🤖 AI Summary
Existing trajectory prediction models neglect implicit visual cues in pedestrian motion—particularly social and behavioral information encoded in human pose. To address this, we propose Social-Pose, the first systematic pose encoder integrating both 2D and 3D human pose representations into trajectory forecasting frameworks. Leveraging attention mechanisms, it explicitly models inter-agent interactions and motion intent. Social-Pose is modular and compatible with diverse backbone architectures—including LSTM, GAN, MLP, and Transformer—enabling plug-and-play integration.
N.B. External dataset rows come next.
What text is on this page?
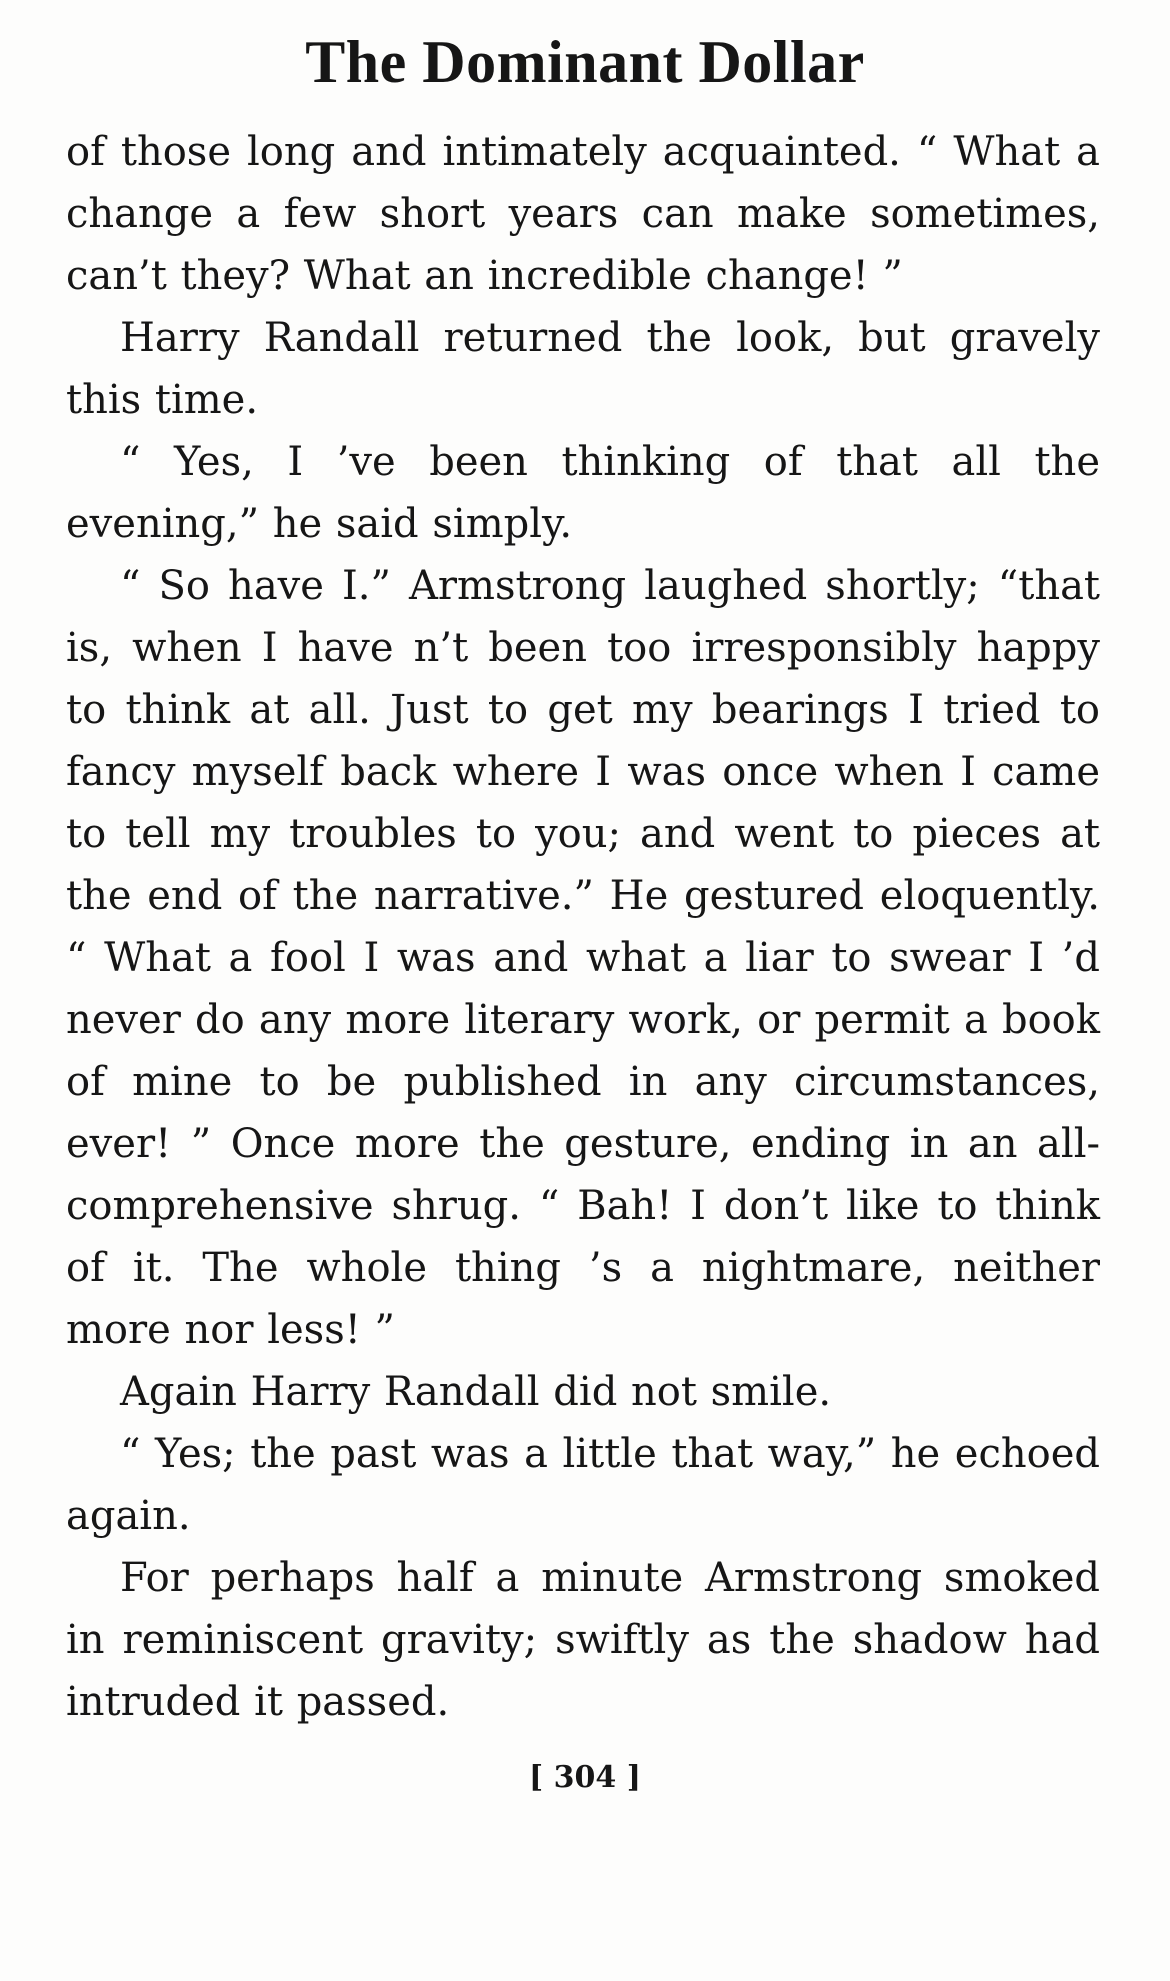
The Dominant Dollar

of those long and intimately acquainted. “ What a change a few short years can make sometimes, can’t they? What an incredible change! ”

Harry Randall returned the look, but gravely this time.

“ Yes, I ’ve been thinking of that all the evening,” he said simply.

“ So have I.” Armstrong laughed shortly; “that is, when I have n’t been too irresponsibly happy to think at all. Just to get my bearings I tried to fancy myself back where I was once when I came to tell my troubles to you; and went to pieces at the end of the narrative.” He gestured eloquently. “ What a fool I was and what a liar to swear I ’d never do any more literary work, or permit a book of mine to be published in any circumstances, ever! ” Once more the gesture, ending in an all-comprehensive shrug. “ Bah! I don’t like to think of it. The whole thing ’s a nightmare, neither more nor less! ”

Again Harry Randall did not smile.

“ Yes; the past was a little that way,” he echoed again.

For perhaps half a minute Armstrong smoked in reminiscent gravity; swiftly as the shadow had intruded it passed.

[ 304 ]
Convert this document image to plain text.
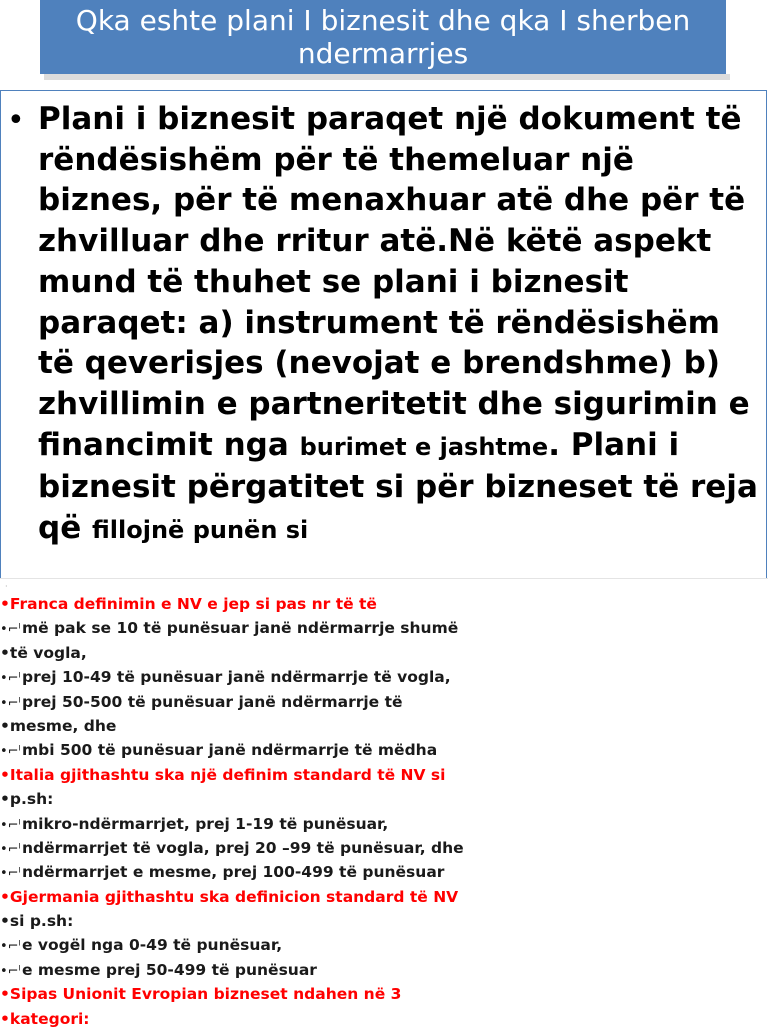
Qka eshte plani I biznesit dhe qka I sherben ndermarrjes
• Plani i biznesit paraqet një dokument të rëndësishëm për të themeluar një biznes, për të menaxhuar atë dhe për të zhvilluar dhe rritur atë.Në këtë aspekt mund të thuhet se plani i biznesit paraqet: a) instrument të rëndësishëm të qeverisjes (nevojat e brendshme) b) zhvillimin e partneritetit dhe sigurimin e financimit nga burimet e jashtme. Plani i biznesit përgatitet si për bizneset të reja që fillojnë punën si

·
•Franca definimin e NV e jep si pas nr të të
•⌐ˡmë pak se 10 të punësuar janë ndërmarrje shumë
•të vogla,
•⌐ˡprej 10-49 të punësuar janë ndërmarrje të vogla,
•⌐ˡprej 50-500 të punësuar janë ndërmarrje të
•mesme, dhe
•⌐ˡmbi 500 të punësuar janë ndërmarrje të mëdha
•Italia gjithashtu ska një definim standard të NV si
•p.sh:
•⌐ˡmikro-ndërmarrjet, prej 1-19 të punësuar,
•⌐ˡndërmarrjet të vogla, prej 20 –99 të punësuar, dhe
•⌐ˡndërmarrjet e mesme, prej 100-499 të punësuar
•Gjermania gjithashtu ska definicion standard të NV
•si p.sh:
•⌐ˡe vogël nga 0-49 të punësuar,
•⌐ˡe mesme prej 50-499 të punësuar
•Sipas Unionit Evropian bizneset ndahen në 3
•kategori:
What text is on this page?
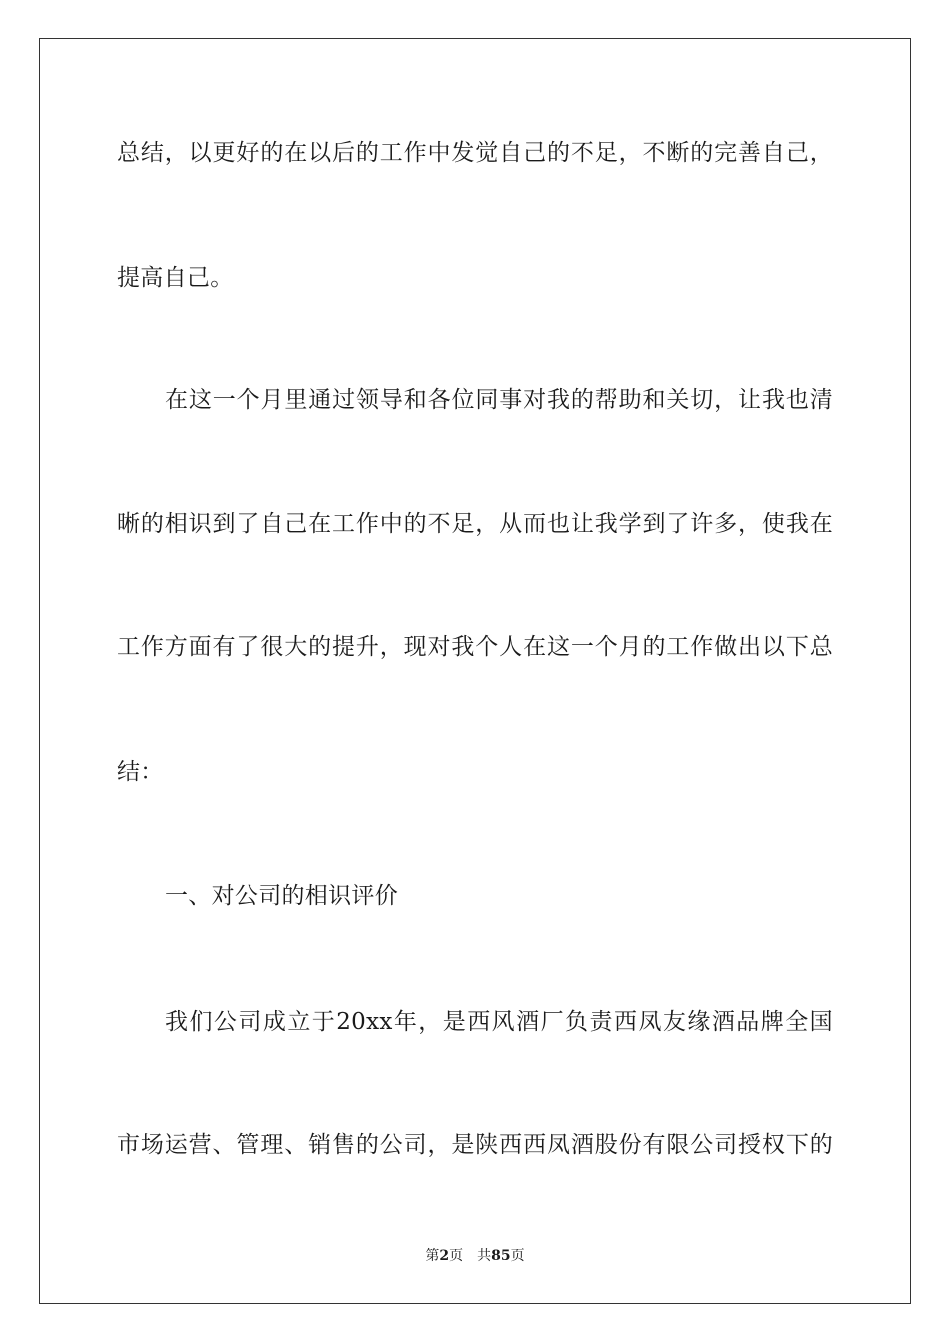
总结，以更好的在以后的工作中发觉自己的不足，不断的完善自己，
提高自己。
在这一个月里通过领导和各位同事对我的帮助和关切，让我也清
晰的相识到了自己在工作中的不足，从而也让我学到了许多，使我在
工作方面有了很大的提升，现对我个人在这一个月的工作做出以下总
结：
一、对公司的相识评价
我们公司成立于20xx年，是西风酒厂负责西凤友缘酒品牌全国
市场运营、管理、销售的公司，是陕西西凤酒股份有限公司授权下的
第2页 共85页
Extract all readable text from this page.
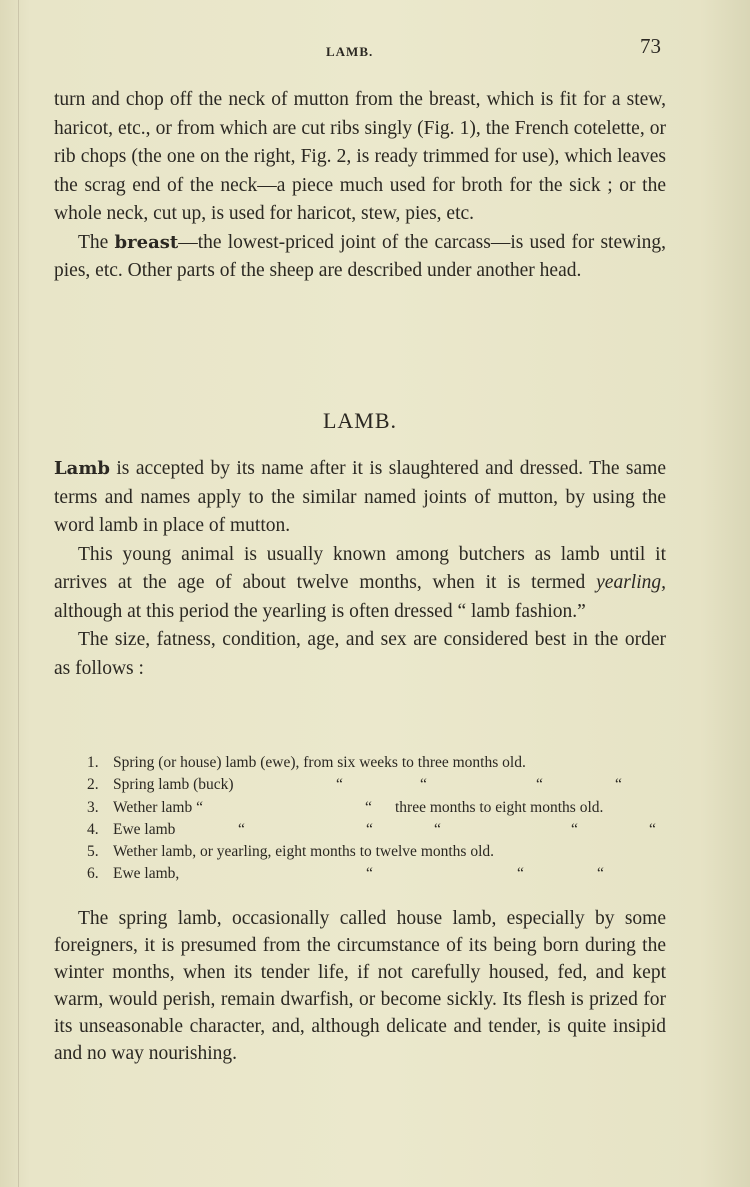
LAMB.	73

turn and chop off the neck of mutton from the breast, which is fit for a stew, haricot, etc., or from which are cut ribs singly (Fig. 1), the French cotelette, or rib chops (the one on the right, Fig. 2, is ready trimmed for use), which leaves the scrag end of the neck—a piece much used for broth for the sick ; or the whole neck, cut up, is used for haricot, stew, pies, etc.

The breast—the lowest-priced joint of the carcass—is used for stewing, pies, etc. Other parts of the sheep are described under another head.

LAMB.

Lamb is accepted by its name after it is slaughtered and dressed. The same terms and names apply to the similar named joints of mutton, by using the word lamb in place of mutton.

This young animal is usually known among butchers as lamb until it arrives at the age of about twelve months, when it is termed yearling, although at this period the yearling is often dressed “ lamb fashion.”

The size, fatness, condition, age, and sex are considered best in the order as follows :

1. Spring (or house) lamb (ewe), from six weeks to three months old.
2. Spring lamb (buck)	“	“	“	“
3. Wether lamb “	“ three months to eight months old.
4. Ewe lamb	“	“	“	“	“
5. Wether lamb, or yearling, eight months to twelve months old.
6. Ewe lamb,	“	“	“

The spring lamb, occasionally called house lamb, especially by some foreigners, it is presumed from the circumstance of its being born during the winter months, when its tender life, if not carefully housed, fed, and kept warm, would perish, remain dwarfish, or become sickly. Its flesh is prized for its unseasonable character, and, although delicate and tender, is quite insipid and no way nourishing.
Evaluated on Joint Track Auto, Human3.6M, Pedestrians and Cyclists in Road Traffic, and JRDB, it achieves substantial improvements in prediction accuracy, reducing average ADE by 12.7%–23.4%. The encoder demonstrates robustness to pose estimation noise, strong cross-scenario generalization, and practical efficacy validated in real-world robot navigation tasks.
📝 Abstract
Accurate human trajectory prediction is one of the most crucial tasks for autonomous driving, ensuring its safety. Yet, existing models often fail to fully leverage the visual cues that humans subconsciously communicate when navigating the space. In this work, we study the benefits of predicting human trajectories using human body poses instead of solely their Cartesian space locations in time. We propose `Social-pose', an attention-based pose encoder that effectively captures the poses of all humans in a scene and their social relations. Our method can be integrated into various trajectory prediction architectures. We have conducted extensive experiments on state-of-the-art models (based on LSTM, GAN, MLP, and Transformer), and showed improvements over all of them on synthetic (Joint Track Auto) and real (Human3.6M, Pedestrians and Cyclists in Road Traffic, and JRDB) datasets. We also explored the advantages of using 2D versus 3D poses, as well as the effect of noisy poses and the application of our pose-based predictor in robot navigation scenarios.